On Sun, 13 May 2012, Pascal J. Bourguignon wrote:
> Faheem Mitha <faheem@...> writes:
>> I don't know if the SBCL developers are interested in this sort of thing.
>> It may be too trivial. But, consider...
>> CL-USER> (concatenate "foo" "bar")
>> ; Evaluation aborted on #<TYPE-ERROR expected-type: (OR CONS SYMBOL
>> SB-KERNEL:INSTANCE) datum: "foo">.
> It may be trivial but it represents a lot of work:
> 1- it's not limited to concatenate of course. Each operator in CL would
> benefit from newbie friendly error reporting.
> 2- it's not limited to sbcl all implementations do the same thing.
> Namely, they defer most of the type checking (and in general, parameter
> validation), to the lower level functions called. This is sound lisp
> engineering since this avoid testing for the types/validity of the
> parameter at each function call. But indeed it has the defect that the
> errors are not detected early and in the most meaningful context. It
> has also the problem that implementation details changing, the exact
> error reported is not the same from one implementation to another. This
> is related to the fact that very few CL operators are defined to signal
> specific conditions (at very few and coarse conditions are defined).
> There's matter for a nice CDR here:
> - specifying a complete ontology of conditions for the CL package.
> - specifying precisely for each CL operator, what condition should be
> signaled in what situation.
> So, passing a string instead of a sequence type as first argument of
> concatenate is indeed a type error (that's what most implementations
> signal, ccl signals a subclass of program-error and allegro a subclass
> of error (all are confomring:
> An error is signaled if the result-type is neither a recognizable
> subtype of list, nor a recognizable subtype of vector.
> )), but the CDR could specify a more precise condition, a subclass of
> type-error that would report exactly the newbie-friendly meaning:
> (define-condition sequence-type-expected-error (type-error)
> ((function :initarg :function :reader sequence-type-expected-error-function)
> (parameter :initarg :parameter :reader sequence-type-expected-error-parameter)
> (datum :initarg :datum :reader sequence-type-expected-error-datum))
> (:report (lambda (err stream)
> (format stream
> "Function ~A expected a subtype of sequence ~
> in its ~:R parameter, instead it got the ~A ~S"
> (sequence-type-expected-error-function err)
> (sequence-type-expected-error-parameter err)
> (type-of (sequence-type-expected-error-datum err))
> (sequence-type-expected-error-datum err)))))
> 1- you'd get this error message:
> Function concatenate expected a subtype of sequence in its first
> parameter, instead it got the (simple-base-string 3) "Abc"

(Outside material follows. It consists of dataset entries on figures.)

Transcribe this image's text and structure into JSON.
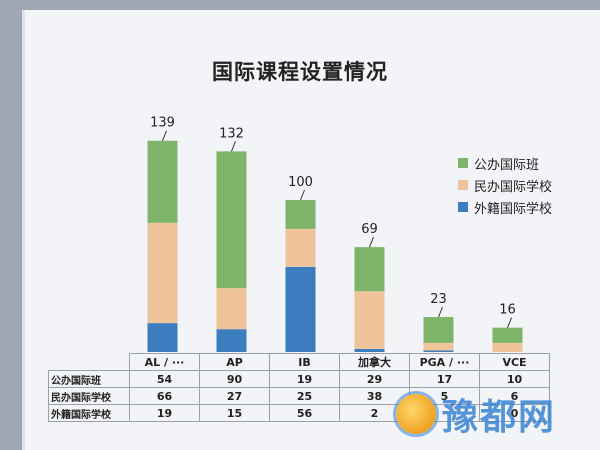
{
  "chart_data": {
    "type": "bar",
    "stacked": true,
    "title": "国际课程设置情况",
    "categories": [
      "AL / ···",
      "AP",
      "IB",
      "加拿大",
      "PGA / ···",
      "VCE"
    ],
    "totals": [
      "139",
      "132",
      "100",
      "69",
      "23",
      "16"
    ],
    "series": [
      {
        "name": "外籍国际学校",
        "color": "#3b7dbf",
        "values": [
          19,
          15,
          56,
          2,
          1,
          0
        ]
      },
      {
        "name": "民办国际学校",
        "color": "#f0c49b",
        "values": [
          66,
          27,
          25,
          38,
          5,
          6
        ]
      },
      {
        "name": "公办国际班",
        "color": "#7fb56b",
        "values": [
          54,
          90,
          19,
          29,
          17,
          10
        ]
      }
    ],
    "legend_position": "right",
    "ylim": [
      0,
      150
    ],
    "table": {
      "rows": [
        {
          "label": "公办国际班",
          "cells": [
            "54",
            "90",
            "19",
            "29",
            "17",
            "10"
          ]
        },
        {
          "label": "民办国际学校",
          "cells": [
            "66",
            "27",
            "25",
            "38",
            "5",
            "6"
          ]
        },
        {
          "label": "外籍国际学校",
          "cells": [
            "19",
            "15",
            "56",
            "2",
            "",
            "0"
          ]
        }
      ]
    }
  },
  "legend": [
    "公办国际班",
    "民办国际学校",
    "外籍国际学校"
  ],
  "watermark_text": "豫都网"
}
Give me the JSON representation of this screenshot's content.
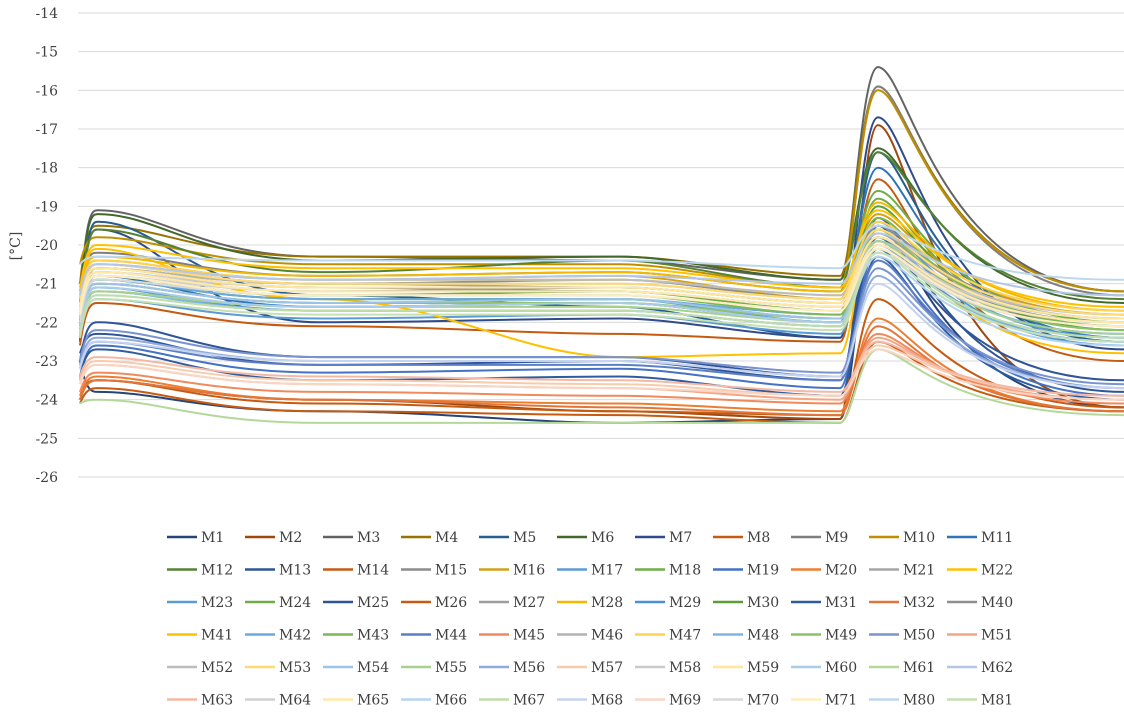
{
  "chart_data": {
    "type": "line",
    "ylabel": "[°C]",
    "ylim": [
      -26,
      -14
    ],
    "yticks": [
      "-14",
      "-15",
      "-16",
      "-17",
      "-18",
      "-19",
      "-20",
      "-21",
      "-22",
      "-23",
      "-24",
      "-25",
      "-26"
    ],
    "grid": "horizontal",
    "legend_position": "bottom",
    "x_samples": 7,
    "series": [
      {
        "name": "M1",
        "color": "#264478",
        "values": [
          -23.0,
          -23.8,
          -24.3,
          -24.6,
          -24.5,
          -19.5,
          -24.2
        ]
      },
      {
        "name": "M2",
        "color": "#9E480E",
        "values": [
          -24.0,
          -23.5,
          -24.0,
          -24.3,
          -24.5,
          -16.9,
          -24.2
        ]
      },
      {
        "name": "M3",
        "color": "#636363",
        "values": [
          -21.5,
          -19.1,
          -20.3,
          -20.4,
          -20.9,
          -15.4,
          -21.2
        ]
      },
      {
        "name": "M4",
        "color": "#997300",
        "values": [
          -21.0,
          -19.5,
          -20.3,
          -20.3,
          -20.8,
          -15.9,
          -21.2
        ]
      },
      {
        "name": "M5",
        "color": "#255E91",
        "values": [
          -22.5,
          -19.4,
          -21.3,
          -21.6,
          -22.4,
          -17.6,
          -22.5
        ]
      },
      {
        "name": "M6",
        "color": "#43682B",
        "values": [
          -21.5,
          -19.2,
          -20.4,
          -20.3,
          -20.9,
          -17.5,
          -21.5
        ]
      },
      {
        "name": "M7",
        "color": "#2F4B8C",
        "values": [
          -22.0,
          -19.6,
          -22.0,
          -21.9,
          -22.4,
          -16.7,
          -22.7
        ]
      },
      {
        "name": "M8",
        "color": "#C55A11",
        "values": [
          -22.6,
          -21.5,
          -22.1,
          -22.3,
          -22.5,
          -18.3,
          -23.0
        ]
      },
      {
        "name": "M9",
        "color": "#7F7F7F",
        "values": [
          -21.0,
          -20.2,
          -20.8,
          -20.7,
          -21.2,
          -15.9,
          -21.3
        ]
      },
      {
        "name": "M10",
        "color": "#BF8F00",
        "values": [
          -20.5,
          -19.8,
          -20.5,
          -20.5,
          -21.1,
          -16.0,
          -21.2
        ]
      },
      {
        "name": "M11",
        "color": "#2E75B6",
        "values": [
          -22.0,
          -20.8,
          -21.6,
          -21.5,
          -22.0,
          -18.0,
          -22.4
        ]
      },
      {
        "name": "M12",
        "color": "#548235",
        "values": [
          -22.0,
          -19.6,
          -20.7,
          -20.4,
          -21.1,
          -17.6,
          -21.4
        ]
      },
      {
        "name": "M13",
        "color": "#2F5597",
        "values": [
          -23.0,
          -22.0,
          -22.9,
          -22.9,
          -23.4,
          -19.8,
          -23.5
        ]
      },
      {
        "name": "M14",
        "color": "#C55A11",
        "values": [
          -23.8,
          -23.5,
          -24.1,
          -24.3,
          -24.4,
          -21.4,
          -24.2
        ]
      },
      {
        "name": "M15",
        "color": "#8C8C8C",
        "values": [
          -22.0,
          -20.6,
          -21.1,
          -21.2,
          -21.6,
          -19.8,
          -22.0
        ]
      },
      {
        "name": "M16",
        "color": "#D4A017",
        "values": [
          -21.2,
          -20.4,
          -20.9,
          -20.8,
          -21.4,
          -19.2,
          -21.8
        ]
      },
      {
        "name": "M17",
        "color": "#5B9BD5",
        "values": [
          -22.4,
          -21.4,
          -21.9,
          -21.8,
          -22.3,
          -19.5,
          -22.6
        ]
      },
      {
        "name": "M18",
        "color": "#70AD47",
        "values": [
          -22.3,
          -21.2,
          -21.6,
          -21.5,
          -22.0,
          -18.8,
          -22.2
        ]
      },
      {
        "name": "M19",
        "color": "#4472C4",
        "values": [
          -23.5,
          -22.6,
          -23.3,
          -23.2,
          -23.7,
          -20.1,
          -23.9
        ]
      },
      {
        "name": "M20",
        "color": "#ED7D31",
        "values": [
          -23.9,
          -23.4,
          -24.0,
          -24.1,
          -24.3,
          -21.9,
          -24.3
        ]
      },
      {
        "name": "M21",
        "color": "#A5A5A5",
        "values": [
          -21.6,
          -20.5,
          -21.0,
          -21.1,
          -21.5,
          -19.6,
          -21.9
        ]
      },
      {
        "name": "M22",
        "color": "#FFC000",
        "values": [
          -21.3,
          -20.1,
          -21.4,
          -22.9,
          -22.8,
          -19.6,
          -22.8
        ]
      },
      {
        "name": "M23",
        "color": "#5B9BD5",
        "values": [
          -22.1,
          -21.0,
          -21.5,
          -21.4,
          -22.0,
          -19.4,
          -22.4
        ]
      },
      {
        "name": "M24",
        "color": "#70AD47",
        "values": [
          -21.8,
          -20.9,
          -21.3,
          -21.2,
          -21.7,
          -18.6,
          -22.0
        ]
      },
      {
        "name": "M25",
        "color": "#2F5597",
        "values": [
          -22.8,
          -22.3,
          -23.1,
          -23.0,
          -23.5,
          -19.3,
          -23.8
        ]
      },
      {
        "name": "M26",
        "color": "#C55A11",
        "values": [
          -24.1,
          -23.7,
          -24.3,
          -24.4,
          -24.6,
          -22.5,
          -24.3
        ]
      },
      {
        "name": "M27",
        "color": "#9E9E9E",
        "values": [
          -21.9,
          -20.7,
          -21.2,
          -21.1,
          -21.5,
          -19.7,
          -22.1
        ]
      },
      {
        "name": "M28",
        "color": "#F4B800",
        "values": [
          -21.1,
          -20.3,
          -20.8,
          -20.7,
          -21.2,
          -18.9,
          -21.7
        ]
      },
      {
        "name": "M29",
        "color": "#4A90D9",
        "values": [
          -22.2,
          -21.1,
          -21.7,
          -21.7,
          -22.1,
          -19.9,
          -22.5
        ]
      },
      {
        "name": "M30",
        "color": "#5E9E37",
        "values": [
          -22.0,
          -20.9,
          -21.4,
          -21.4,
          -21.9,
          -19.0,
          -22.2
        ]
      },
      {
        "name": "M31",
        "color": "#2E5C9E",
        "values": [
          -23.4,
          -22.7,
          -23.5,
          -23.4,
          -23.9,
          -20.3,
          -24.0
        ]
      },
      {
        "name": "M32",
        "color": "#E2763A",
        "values": [
          -24.0,
          -23.5,
          -24.0,
          -24.2,
          -24.4,
          -22.1,
          -24.3
        ]
      },
      {
        "name": "M40",
        "color": "#8F8F8F",
        "values": [
          -21.8,
          -20.6,
          -21.0,
          -20.9,
          -21.4,
          -19.5,
          -21.8
        ]
      },
      {
        "name": "M41",
        "color": "#FFC000",
        "values": [
          -21.2,
          -20.0,
          -20.6,
          -20.6,
          -21.1,
          -19.1,
          -21.6
        ]
      },
      {
        "name": "M42",
        "color": "#6AA9DE",
        "values": [
          -22.0,
          -20.9,
          -21.4,
          -21.4,
          -21.8,
          -19.8,
          -22.3
        ]
      },
      {
        "name": "M43",
        "color": "#7CB955",
        "values": [
          -21.9,
          -20.8,
          -21.3,
          -21.3,
          -21.8,
          -19.3,
          -22.1
        ]
      },
      {
        "name": "M44",
        "color": "#5A7FC7",
        "values": [
          -23.2,
          -22.5,
          -23.1,
          -23.1,
          -23.5,
          -20.4,
          -23.7
        ]
      },
      {
        "name": "M45",
        "color": "#F08A5D",
        "values": [
          -23.8,
          -23.3,
          -23.8,
          -23.9,
          -24.1,
          -22.3,
          -24.1
        ]
      },
      {
        "name": "M46",
        "color": "#B2B2B2",
        "values": [
          -21.7,
          -20.6,
          -21.0,
          -21.0,
          -21.4,
          -19.8,
          -21.9
        ]
      },
      {
        "name": "M47",
        "color": "#FFD24D",
        "values": [
          -21.4,
          -20.4,
          -20.9,
          -20.9,
          -21.3,
          -19.4,
          -21.7
        ]
      },
      {
        "name": "M48",
        "color": "#7DB5E3",
        "values": [
          -22.3,
          -21.2,
          -21.7,
          -21.7,
          -22.1,
          -20.0,
          -22.5
        ]
      },
      {
        "name": "M49",
        "color": "#8CC265",
        "values": [
          -22.1,
          -21.0,
          -21.5,
          -21.5,
          -21.9,
          -19.6,
          -22.2
        ]
      },
      {
        "name": "M50",
        "color": "#7A93CF",
        "values": [
          -23.0,
          -22.2,
          -22.9,
          -22.9,
          -23.3,
          -20.6,
          -23.6
        ]
      },
      {
        "name": "M51",
        "color": "#F4A582",
        "values": [
          -23.6,
          -23.1,
          -23.6,
          -23.7,
          -24.0,
          -22.4,
          -24.0
        ]
      },
      {
        "name": "M52",
        "color": "#BDBDBD",
        "values": [
          -21.6,
          -20.5,
          -20.9,
          -20.9,
          -21.3,
          -19.9,
          -21.8
        ]
      },
      {
        "name": "M53",
        "color": "#FFDA73",
        "values": [
          -21.5,
          -20.5,
          -21.0,
          -21.0,
          -21.4,
          -19.6,
          -21.8
        ]
      },
      {
        "name": "M54",
        "color": "#9DC3E6",
        "values": [
          -22.1,
          -21.0,
          -21.5,
          -21.4,
          -21.9,
          -20.1,
          -22.4
        ]
      },
      {
        "name": "M55",
        "color": "#A9D18E",
        "values": [
          -22.2,
          -21.2,
          -21.6,
          -21.6,
          -22.0,
          -19.9,
          -22.3
        ]
      },
      {
        "name": "M56",
        "color": "#8FAADC",
        "values": [
          -23.1,
          -22.4,
          -23.0,
          -23.0,
          -23.4,
          -20.8,
          -23.7
        ]
      },
      {
        "name": "M57",
        "color": "#F8CBAD",
        "values": [
          -23.5,
          -23.0,
          -23.5,
          -23.6,
          -23.9,
          -22.6,
          -23.9
        ]
      },
      {
        "name": "M58",
        "color": "#C9C9C9",
        "values": [
          -21.8,
          -20.7,
          -21.1,
          -21.1,
          -21.5,
          -20.0,
          -21.9
        ]
      },
      {
        "name": "M59",
        "color": "#FFE699",
        "values": [
          -21.6,
          -20.6,
          -21.1,
          -21.1,
          -21.5,
          -19.8,
          -21.9
        ]
      },
      {
        "name": "M60",
        "color": "#A9CCEA",
        "values": [
          -22.2,
          -21.1,
          -21.6,
          -21.5,
          -22.0,
          -20.2,
          -22.5
        ]
      },
      {
        "name": "M61",
        "color": "#B4D89A",
        "values": [
          -24.1,
          -24.0,
          -24.6,
          -24.6,
          -24.6,
          -22.7,
          -24.4
        ]
      },
      {
        "name": "M62",
        "color": "#B4C7E7",
        "values": [
          -21.3,
          -20.5,
          -20.9,
          -20.8,
          -21.0,
          -19.7,
          -21.3
        ]
      },
      {
        "name": "M63",
        "color": "#F4B8A4",
        "values": [
          -23.4,
          -22.9,
          -23.4,
          -23.5,
          -23.8,
          -22.5,
          -23.9
        ]
      },
      {
        "name": "M64",
        "color": "#D0D0D0",
        "values": [
          -21.9,
          -20.8,
          -21.2,
          -21.2,
          -21.6,
          -20.1,
          -22.0
        ]
      },
      {
        "name": "M65",
        "color": "#FFE8A8",
        "values": [
          -21.7,
          -20.7,
          -21.2,
          -21.2,
          -21.6,
          -20.0,
          -22.0
        ]
      },
      {
        "name": "M66",
        "color": "#B5D4EE",
        "values": [
          -22.3,
          -21.3,
          -21.7,
          -21.7,
          -22.1,
          -20.3,
          -22.6
        ]
      },
      {
        "name": "M67",
        "color": "#BFDDA8",
        "values": [
          -22.3,
          -21.3,
          -21.7,
          -21.7,
          -22.1,
          -20.1,
          -22.4
        ]
      },
      {
        "name": "M68",
        "color": "#C5D3EE",
        "values": [
          -23.2,
          -22.5,
          -23.0,
          -23.0,
          -23.4,
          -21.0,
          -23.7
        ]
      },
      {
        "name": "M69",
        "color": "#F9D5C4",
        "values": [
          -23.6,
          -23.1,
          -23.6,
          -23.7,
          -23.9,
          -22.7,
          -24.0
        ]
      },
      {
        "name": "M70",
        "color": "#D9D9D9",
        "values": [
          -22.0,
          -20.9,
          -21.3,
          -21.3,
          -21.7,
          -20.2,
          -22.1
        ]
      },
      {
        "name": "M71",
        "color": "#FFEDBF",
        "values": [
          -21.8,
          -20.8,
          -21.3,
          -21.3,
          -21.7,
          -20.1,
          -22.1
        ]
      },
      {
        "name": "M80",
        "color": "#BDD7EE",
        "values": [
          -20.5,
          -20.3,
          -20.4,
          -20.4,
          -20.6,
          -19.5,
          -20.9
        ]
      },
      {
        "name": "M81",
        "color": "#C5E0B4",
        "values": [
          -22.4,
          -21.4,
          -21.8,
          -21.8,
          -22.2,
          -20.2,
          -22.5
        ]
      }
    ]
  }
}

> 2- programs could recover more precisely from errors signaled by CL
> But again, the same work has to be done for all the CL operators (and
> hopefully implemented by all implementations).
Thanks for the reply, and the detailed explanation. I should have guessed
that there was some reason the errors showed up this way. Does this mean
the SBCL developers are not interested in comments about error messages? I
don't want to spam the list pointlessly. I ask since I've seen SBCL errors
which much more obscure than this, and might comment on them on this list
as I came across them. They are still much better than, for example, C++
template error messages, though.
BTW, what does CDR mean? The first thing that comes to mind is "something
Defect Report", but that doesn't quite fit.
Also, I don't get the significance of
> Reading of: "(concatenate \"Abc\" \"def\")"
> signaled no error
Can you elaborate? Please excuse my ignorance.